Site icon GreentechLead

Satya Nadella’s letter on how Microsoft celebrates success with sustainability

Business Roundtable, an association of chief executive officers of top U.S. companies, published its 2014 report on how 150 of the U.S.’s top companies are demonstrating success in their sustainability efforts.

The report includes a letter from Microsoft CEO Satya Nadella, who outlines how Microsoft is meeting its commitment to become carbon neutral and using technology to discover new ways to better understand our planet.

The letter follows:

At Microsoft, we believe that information technology has tremendous potential to help us address environmental challenges and attain a clean-energy future. We are mindful that environmental stewardship needs to begin in our own operations. To this end, we seek to serve as a model in how we demonstrate our commitment to environmental sustainability. This includes: delivering on our commitment to be carbon neutral, working with customers and partners to uncover new ways for technology to help us better understand our planet, and using natural resources more efficiently.

Making our operations carbon neutral

Microsoft has set an internal price on carbon as part of our carbon-neutral commitment. Our approach helps us prioritize the purchase of renewable energy and drives our investment in alternative energy creation technologies. Our commitment to carbon neutrality has resulted in a doubling of our purchase of renewable energy credits to 2.3 billion kilowatt hours. Last fall, we expanded our direct purchase of renewable energy, including a 20-year agreement to buy 110 megawatts of wind energy in Texas. We have also created innovative new data center designs ranging from an off-grid data center powered by biogas from a sewage treatment plant to a new approach of integrating fuel cells directly into a datacenter.

Developing next-generation technologies to protect our environment

Through Microsoft Research, we have teams of computer scientists who are using the power of big data to understand complex environmental challenges in ways they never have before. This deeper understanding of the planet’s various ecosystems can enable scientists and policymakers to take more informed and holistic approaches to addressing environmental challenges from the very local to the truly global level.

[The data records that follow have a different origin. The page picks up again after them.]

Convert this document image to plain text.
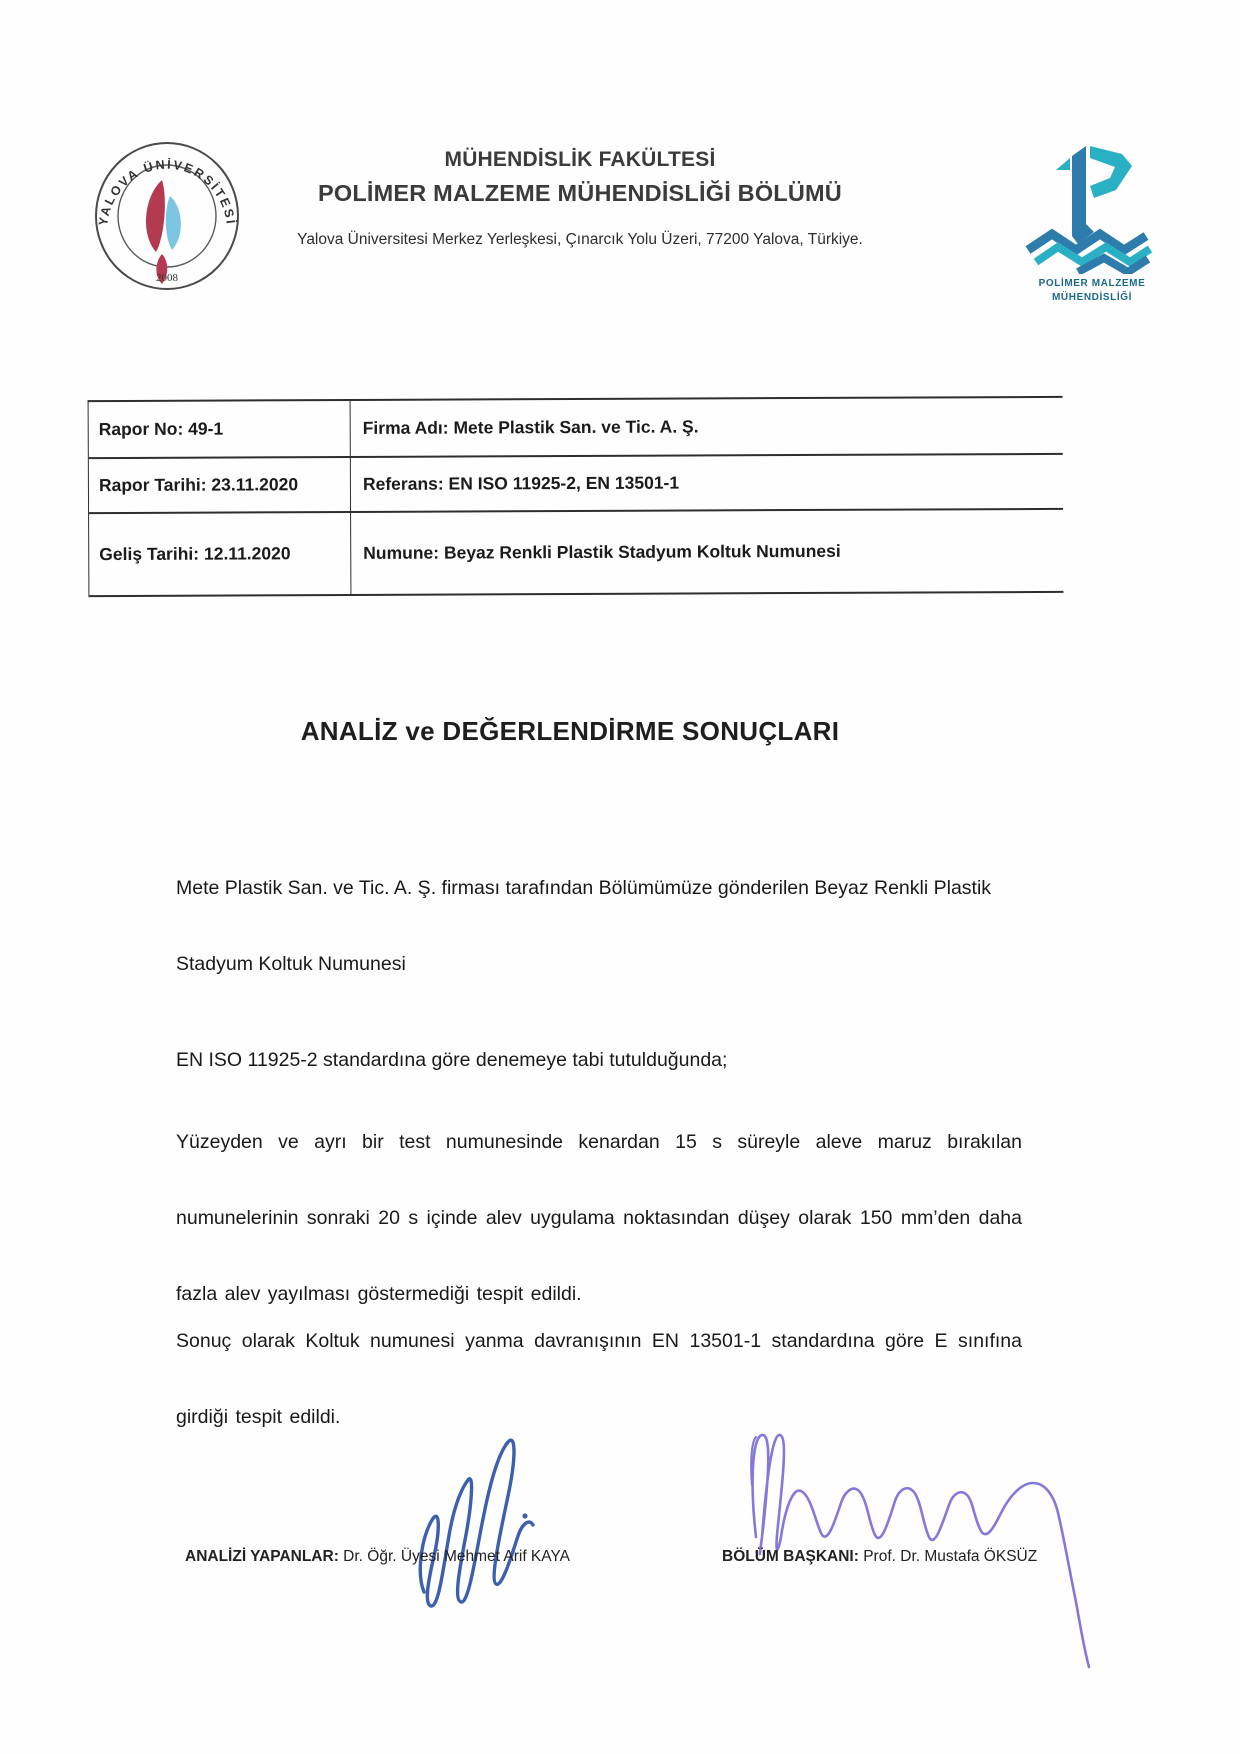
YALOVA ÜNİVERSİTESİ
2008
MÜHENDİSLİK FAKÜLTESİ
POLİMER MALZEME MÜHENDİSLİĞİ BÖLÜMÜ
Yalova Üniversitesi Merkez Yerleşkesi, Çınarcık Yolu Üzeri, 77200 Yalova, Türkiye.
POLİMER MALZEME
MÜHENDİSLİĞİ
Rapor No: 49-1	Firma Adı: Mete Plastik San. ve Tic. A. Ş.
Rapor Tarihi: 23.11.2020	Referans: EN ISO 11925-2, EN 13501-1
Geliş Tarihi: 12.11.2020	Numune: Beyaz Renkli Plastik Stadyum Koltuk Numunesi
ANALİZ ve DEĞERLENDİRME SONUÇLARI
Mete Plastik San. ve Tic. A. Ş. firması tarafından Bölümümüze gönderilen Beyaz Renkli Plastik Stadyum Koltuk Numunesi
EN ISO 11925-2 standardına göre denemeye tabi tutulduğunda;
Yüzeyden ve ayrı bir test numunesinde kenardan 15 s süreyle aleve maruz bırakılan numunelerinin sonraki 20 s içinde alev uygulama noktasından düşey olarak 150 mm’den daha fazla alev yayılması göstermediği tespit edildi.
Sonuç olarak Koltuk numunesi yanma davranışının EN 13501-1 standardına göre E sınıfına girdiği tespit edildi.
ANALİZİ YAPANLAR: Dr. Öğr. Üyesi Mehmet Arif KAYA	BÖLÜM BAŞKANI: Prof. Dr. Mustafa ÖKSÜZ
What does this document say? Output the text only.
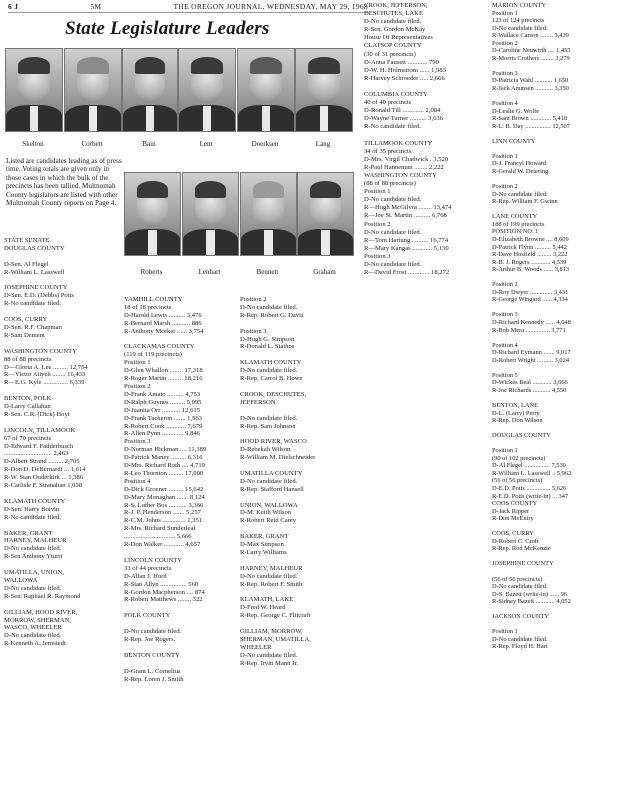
6 J	5M	THE OREGON JOURNAL, WEDNESDAY, MAY 29, 1968
State Legislature Leaders
Skelton	Corbett	Bain	Lent	Doerksen	Lang
Roberts	Lenhart	Bennett	Graham
Listed are candidates leading as of press time. Voting totals are given only in those cases in which the bulk of the precincts has been tallied. Multnomah County legislators are listed with other Multnomah County reports on Page 4.
STATE SENATE
DOUGLAS COUNTY

D-Sen. Al Flegel
R-William L. Lasswell

JOSEPHINE COUNTY
D-Sen. E.D. (Debbs) Potts
R-No candidate filed.

COOS, CURRY
D-Sen. R.F. Chapman
R-Sam Dement

WASHINGTON COUNTY
88 of 88 precincts
D—Gloria A. Lee ......... 12,754
R—Victor Atiyeh ........ 16,433
R—E.G. Kyle ............... 6,339

BENTON, POLK
D-Larry Callahan
R-Sen. C.R. (Dick) Hoyt

LINCOLN, TILLAMOOK
67 of 70 precincts
D-Edward F. Fadderbusch
............................. 2,463
D-Albert Strand ......... 2,705
R-Don D. DeBernardi ... 1,614
R-W. Stan Ouderkirk ... 1,386
R-Carlisle F. Stranahan 1,038

KLAMATH COUNTY
D-Sen. Harry Boivin
R-No candidate filed.

BAKER, GRANT
HARNEY, MALHEUR
D-No candidate filed.
R-Sen Anthony Yturri

UMATILLA, UNION,
WALLOWA
D-No candidate filed.
R-Sen. Raphael R. Raymond

GILLIAM, HOOD RIVER,
MORROW, SHERMAN,
WASCO, WHEELER
D-No candidate filed.
R-Kenneth A. Jernstedt
YAMHILL COUNTY
18 of 18 precincts
D-Harold Lewis .......... 3,476
R-Bernard Marsh ........... 886
R-Anthony Meeker ...... 3,754

CLACKAMAS COUNTY
(119 of 119 precincts)
Position 1
D-Glen Whallon ........ 17,318
R-Roger Martin ......... 18,216
Position 2
D-Frank Amato .......... 4,753
D-Ralph Guynes ......... 5,095
D-Juanita Orr ........... 12,615
D-Frank Tacheron ....... 1,563
R-Robert Cook ............ 7,679
R-Allen Pynn ............. 9,846
Position 3
D-Norman Hickman .... 11,389
D-Patrick Maney ......... 6,316
D-Mrs. Richard Roth .... 4,710
R-Leo Thornton ......... 17,000
Position 4
D-Dick Groener ......... 15,642
D-Mary Monaghan ....... 8,124
R-S. Luther Bos ........... 3,366
R-J. P. Henderson ....... 5,257
R-C.M. Johns .............. 1,351
R-Mrs. Richard Sunderleaf
............................... 5,666
R-Don Walker ............ 4,657

LINCOLN COUNTY
33 of 44 precincts
D-Allan J. Hord
R-Stan Allyn ................ 560
R-Gordon Macpherson .... 874
R-Robert Matthews ........ 322

POLK COUNTY

D-No candidate filed.
R-Rep. Joe Rogers.

BENTON COUNTY

D-Grant L. Cornelius
R-Rep. Loren J. Smith
Position 2
D-No candidate filed.
R-Rep. Robert G. Davis

Position 3
D-Hugh G. Simpson
R-Donald L. Stathos

KLAMATH COUNTY
D-No candidate filed.
R-Rep. Carrol B. Howe

CROOK, DESCHUTES,
JEFFERSON

D-No candidate filed.
R-Rep. Sam Johnson

HOOD RIVER, WASCO
D-Rebekah Wilson
R-William M. Dielschneider

UMATILLA COUNTY
D-No candidate filed.
R-Rep. Stafford Hansell

UNION, WALLOWA
D-M. Keith Wilson
R-Robert Reid Carey

BAKER, GRANT
D-Max Simpson
R-Larry Williams

HARNEY, MALHEUR
D-No candidate filed.
R-Rep. Robert F. Smith

KLAMATH, LAKE
D-Fred W. Heard
R-Rep. George C. Flitcraft

GILLIAM, MORROW,
SHERMAN, UMATILLA,
WHEELER
D-No candidate filed.
R-Rep. Irvin Mann Jr.
CROOK, JEFFERSON,
DESCHUTES, LAKE
D-No candidate filed.
R-Sen. Gordon McKay
House Of Representatives
CLATSOP COUNTY
(30 of 31 precincts)
D-Anna Fausett ............ 790
D-W. H. Holmstrom ...... 1,983
R-Harvey Schroeder ..... 2,666

COLUMBIA COUNTY
40 of 40 precincts
D-Ronald Till ............. 2,084
D-Wayne Turner .......... 3,636
R-No candidate filed.

TILLAMOOK COUNTY
34 of 35 precincts
D-Mrs. Virgil Chadwick . 3,520
R-Paul Hanneman ........ 2,222
WASHINGTON COUNTY
(88 of 88 precincts)
Position 1
D-No candidate filed.
R—Hugh McGilvra ........ 13,474
R—Joe St. Martin .......... 6,768
Position 2
D-No candidate filed.
R—Tom Hartung .......... 16,774
R—Mary Kangas ............ 5,130
Position 3
D-No candidate filed.
R—David Frost ............. 18,272
MARION COUNTY
Position 1
123 of 124 precincts
D-No candidate filed.
R-Wallace Carson ........ 3,439
Position 2
D-Caroline Neuwirth .... 1,455
R-Morris Crothers ........ 3,279

Position 3
D-Patricia Wahl ........... 1,650
R-Jack Anunsen ........... 3,350

Position 4
D-Leslie G. Wolfe
R-Sam Brown ............. 5,418
R-L. B. Day ................ 12,507

LINN COUNTY

Position 1
D-J. Francyl Howard
R-Gerald W. Detering

Position 2
D-No candidate filed.
R-Rep. William F. Gwinn

LANE COUNTY
188 of 199 precincts
POSITION NO. 1
D-Elizabeth Browne .... 8,609
D-Patrick Flynn .......... 5,442
R-Dave Hosfield ......... 3,222
R-B. J. Rogers ............ 4,539
R-Arthur B. Woods ...... 3,813

Position 2
D-Roy Dwyer .............. 3,431
R-George Wingard ...... 4,334

Position 3
D-Richard Kennedy ...... 4,048
R-Bob Mera ............... 3,771

Position 4
D-Richard Eymann ....... 9,017
D-Robert Wright .......... 3,024

Position 5
D-Wickes Beal ............ 3,666
R-Joe Richards ........... 4,550

BENTON, LANE
D-L. (Larry) Perry
R-Rep. Don Wilson

DOUGLAS COUNTY

Position 1
(90 of 102 precincts)
D-Al Flegel ................ 7,530
R-William L. Lasswell .. 5,962
(56 of 56 precincts)
D-E.D. Potts ............... 5,626
R-E.D. Potts (write-in) ... 347
COOS COUNTY
D-Jack Ripper
R-Don McEniry

COOS, CURRY
D-Robert C. Croft
R-Rep. Rod McKenzie

JOSEPHINE COUNTY

(56 of 56 precincts)
D-No candidate filed.
D-S. Bazett (write-in) ...... 96
R-Sidney Bazett ............ 4,052

JACKSON COUNTY

Position 1
D-No candidate filed.
R-Rep. Floyd H. Hart
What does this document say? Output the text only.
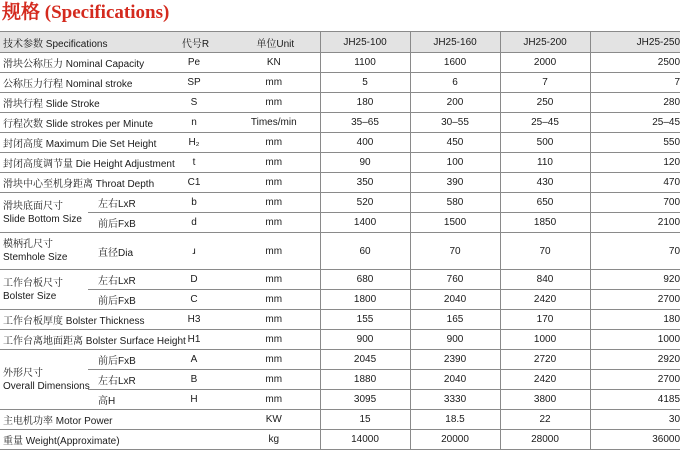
规格 (Specifications)
技术参数 Specifications		代号R	单位Unit	JH25-100	JH25-160	JH25-200	JH25-250
滑块公称压力 Nominal Capacity		Pe	KN	1100	1600	2000	2500
公称压力行程 Nominal stroke		SP	mm	5	6	7	7
滑块行程 Slide Stroke		S	mm	180	200	250	280
行程次数 Slide strokes per Minute		n	Times/min	35–65	30–55	25–45	25–45
封闭高度 Maximum Die Set Height		H₂	mm	400	450	500	550
封闭高度调节量 Die Height Adjustment		t	mm	90	100	110	120
滑块中心至机身距离 Throat Depth		C1	mm	350	390	430	470

滑块底面尺寸
Slide Bottom Size	左右LxR	b	mm	520	580	650	700
	前后FxB	d	mm	1400	1500	1850	2100

模柄孔尺寸
Stemhole Size	直径Dia	ɹ	mm	60	70	70	70

工作台板尺寸
Bolster Size	左右LxR	D	mm	680	760	840	920
	前后FxB	C	mm	1800	2040	2420	2700
工作台板厚度 Bolster Thickness		H3	mm	155	165	170	180
工作台离地面距离 Bolster Surface Height		H1	mm	900	900	1000	1000

外形尺寸
Overall Dimensions	前后FxB	A	mm	2045	2390	2720	2920
	左右LxR	B	mm	1880	2040	2420	2700
	高H	H	mm	3095	3330	3800	4185
主电机功率 Motor Power			KW	15	18.5	22	30
重量 Weight(Approximate)			kg	14000	20000	28000	36000
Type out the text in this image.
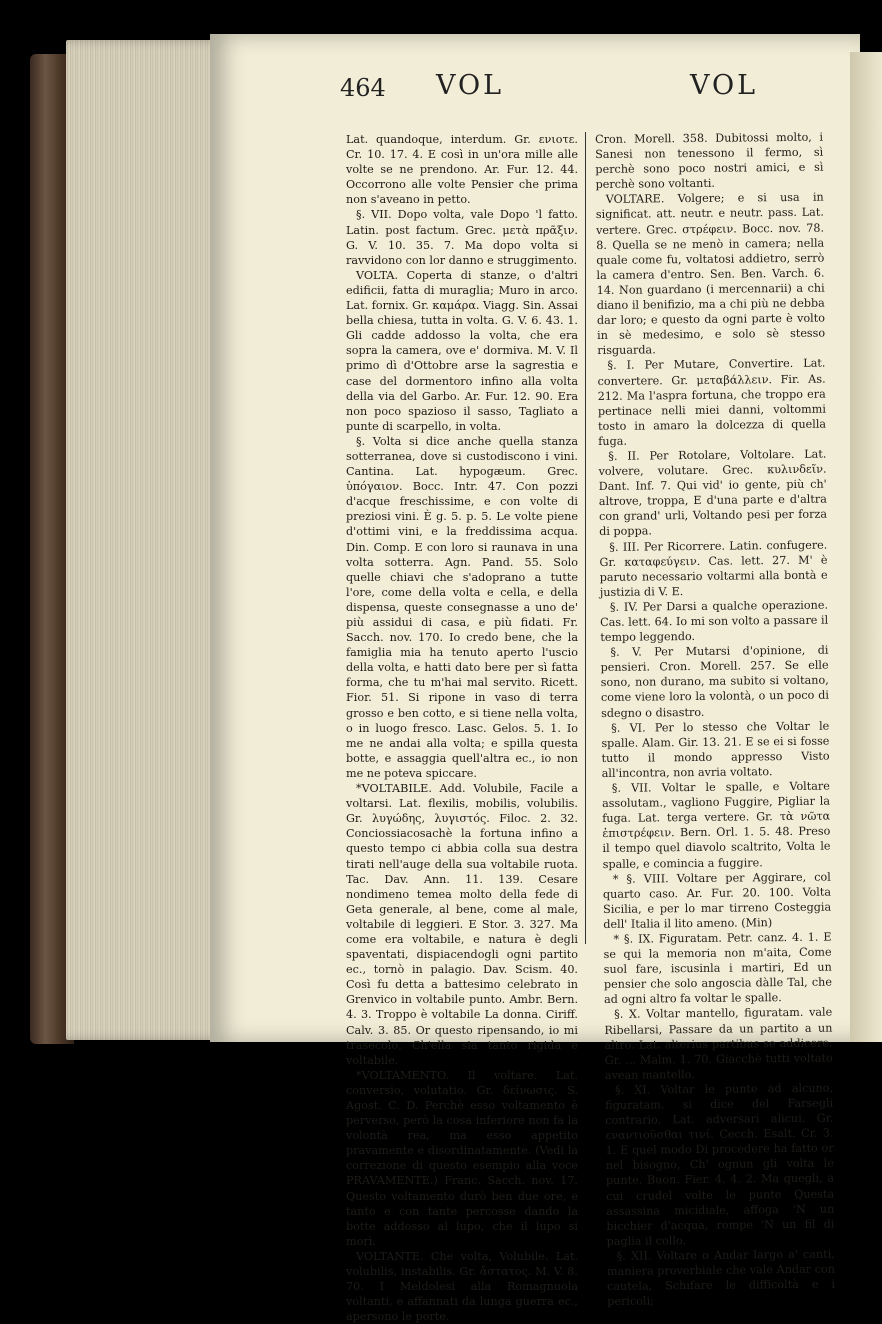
464 VOL	VOL

Lat. quandoque, interdum. Gr. ενιοτε. Cr. 10. 17. 4. E così in un'ora mille alle volte se ne prendono. Ar. Fur. 12. 44. Occorrono alle volte Pensier che prima non s'aveano in petto.

§. VII. Dopo volta, vale Dopo 'l fatto. Latin. post factum. Grec. μετὰ πρᾶξιν. G. V. 10. 35. 7. Ma dopo volta si ravvidono con lor danno e struggimento.

VOLTA. Coperta di stanze, o d'altri edificii, fatta di muraglia; Muro in arco. Lat. fornix. Gr. καμάρα. Viagg. Sin. Assai bella chiesa, tutta in volta. G. V. 6. 43. 1. Gli cadde addosso la volta, che era sopra la camera, ove e' dormiva. M. V. Il primo dì d'Ottobre arse la sagrestia e case del dormentoro infino alla volta della via del Garbo. Ar. Fur. 12. 90. Era non poco spazioso il sasso, Tagliato a punte di scarpello, in volta.

§. Volta si dice anche quella stanza sotterranea, dove si custodiscono i vini. Cantina. Lat. hypogæum. Grec. ὑπόγαιον. Bocc. Intr. 47. Con pozzi d'acque freschissime, e con volte di preziosi vini. È g. 5. p. 5. Le volte piene d'ottimi vini, e la freddissima acqua. Din. Comp. E con loro si raunava in una volta sotterra. Agn. Pand. 55. Solo quelle chiavi che s'adoprano a tutte l'ore, come della volta e cella, e della dispensa, queste consegnasse a uno de' più assidui di casa, e più fidati. Fr. Sacch. nov. 170. Io credo bene, che la famiglia mia ha tenuto aperto l'uscio della volta, e hatti dato bere per sì fatta forma, che tu m'hai mal servito. Ricett. Fior. 51. Si ripone in vaso di terra grosso e ben cotto, e si tiene nella volta, o in luogo fresco. Lasc. Gelos. 5. 1. Io me ne andai alla volta; e spilla questa botte, e assaggia quell'altra ec., io non me ne poteva spiccare.

*VOLTABILE. Add. Volubile, Facile a voltarsi. Lat. flexilis, mobilis, volubilis. Gr. λυγώδης, λυγιστός. Filoc. 2. 32. Conciossiacosachè la fortuna infino a questo tempo ci abbia colla sua destra tirati nell'auge della sua voltabile ruota. Tac. Dav. Ann. 11. 139. Cesare nondimeno temea molto della fede di Geta generale, al bene, come al male, voltabile di leggieri. E Stor. 3. 327. Ma come era voltabile, e natura è degli spaventati, dispiacendogli ogni partito ec., tornò in palagio. Dav. Scism. 40. Così fu detta a battesimo celebrato in Grenvico in voltabile punto. Ambr. Bern. 4. 3. Troppo è voltabile La donna. Ciriff. Calv. 3. 85. Or questo ripensando, io mi trasecolo, Ch'ella sia tanto rigida e voltabile.

*VOLTAMENTO. Il voltare. Lat. conversio, volutatio. Gr. δείνωσις. S. Agost. C. D. Perchè esso voltamento è perverso, però la cosa inferiore non fa la volontà rea, ma esso appetito pravamente e disordinatamente. (Vedi la correzione di questo esempio alla voce PRAVAMENTE.) Franc. Sacch. nov. 17. Questo voltamento durò ben due ore, e tanto e con tante percosse dando la botte addosso al lupo, che il lupo si morì.

VOLTANTE. Che volta, Volubile. Lat. volubilis, instabilis. Gr. ἄστατος. M. V. 8. 70. I Meldolesi alla Romagnuola voltanti, e affannati da lunga guerra ec., apersono le porte.

Cron. Morell. 358. Dubitossi molto, i Sanesi non tenessono il fermo, sì perchè sono poco nostri amici, e sì perchè sono voltanti.

VOLTARE. Volgere; e si usa in significat. att. neutr. e neutr. pass. Lat. vertere. Grec. στρέφειν. Bocc. nov. 78. 8. Quella se ne menò in camera; nella quale come fu, voltatosi addietro, serrò la camera d'entro. Sen. Ben. Varch. 6. 14. Non guardano (i mercennarii) a chi diano il benifizio, ma a chi più ne debba dar loro; e questo da ogni parte è volto in sè medesimo, e solo sè stesso risguarda.

§. I. Per Mutare, Convertire. Lat. convertere. Gr. μεταβάλλειν. Fir. As. 212. Ma l'aspra fortuna, che troppo era pertinace nelli miei danni, voltommi tosto in amaro la dolcezza di quella fuga.

§. II. Per Rotolare, Voltolare. Lat. volvere, volutare. Grec. κυλινδεῖν. Dant. Inf. 7. Qui vid' io gente, più ch' altrove, troppa, E d'una parte e d'altra con grand' urli, Voltando pesi per forza di poppa.

§. III. Per Ricorrere. Latin. confugere. Gr. καταφεύγειν. Cas. lett. 27. M' è paruto necessario voltarmi alla bontà e justizia di V. E.

§. IV. Per Darsi a qualche operazione. Cas. lett. 64. Io mi son volto a passare il tempo leggendo.

§. V. Per Mutarsi d'opinione, di pensieri. Cron. Morell. 257. Se elle sono, non durano, ma subito si voltano, come viene loro la volontà, o un poco di sdegno o disastro.

§. VI. Per lo stesso che Voltar le spalle. Alam. Gir. 13. 21. E se ei si fosse tutto il mondo appresso Visto all'incontra, non avria voltato.

§. VII. Voltar le spalle, e Voltare assolutam., vagliono Fuggire, Pigliar la fuga. Lat. terga vertere. Gr. τὰ νῶτα ἐπιστρέφειν. Bern. Orl. 1. 5. 48. Preso il tempo quel diavolo scaltrito, Volta le spalle, e comincia a fuggire.

* §. VIII. Voltare per Aggirare, col quarto caso. Ar. Fur. 20. 100. Volta Sicilia, e per lo mar tirreno Costeggia dell' Italia il lito ameno. (Min)

* §. IX. Figuratam. Petr. canz. 4. 1. E se qui la memoria non m'aita, Come suol fare, iscusinla i martiri, Ed un pensier che solo angoscia dàlle Tal, che ad ogni altro fa voltar le spalle.

§. X. Voltar mantello, figuratam. vale Ribellarsi, Passare da un partito a un altro. Lat. alterius partibus se addicere. Gr. ... Malm. 1. 70. Giacchè tutti voltato avean mantello.

§. XI. Voltar le punte ad alcuno, figuratam. si dice del Farsegli contrario. Lat. adversari alicui. Gr. εναντιοῦσθαι τινί. Cecch. Esalt. Cr. 3. 1. E quel modo Di procedere ha fatto or nel bisogno, Ch' ognun gli volta le punte. Buon. Fier. 4. 4. 2. Ma quegli, a cui crudel volte le punte Questa assassina micidiale, affoga 'N un bicchier d'acqua, rompe 'N un fil di paglia il collo.

§. XII. Voltare o Andar largo a' canti, maniera proverbiale che vale Andar con cautela, Schifare le difficoltà e i pericoli;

Reinventing cities with IT

More than half the world’s population lives in cities, and that number is expected to reach 70 percent by the year 2050. Microsoft’s CityNext initiative helps cities drive transformative, technology-based improvements to deliver services more efficiently. For example, we are working with Seattle to implement a smart building pilot that should lead to energy and operating savings between 10 and 25 percent. In Buenos Aires, we are using data to optimize public transportation systems for greater efficiency and citizenship engagement. Around the world, Microsoft is working with customers and partners to create and accelerate cloud-based technology solutions that will enable a more sustainable future.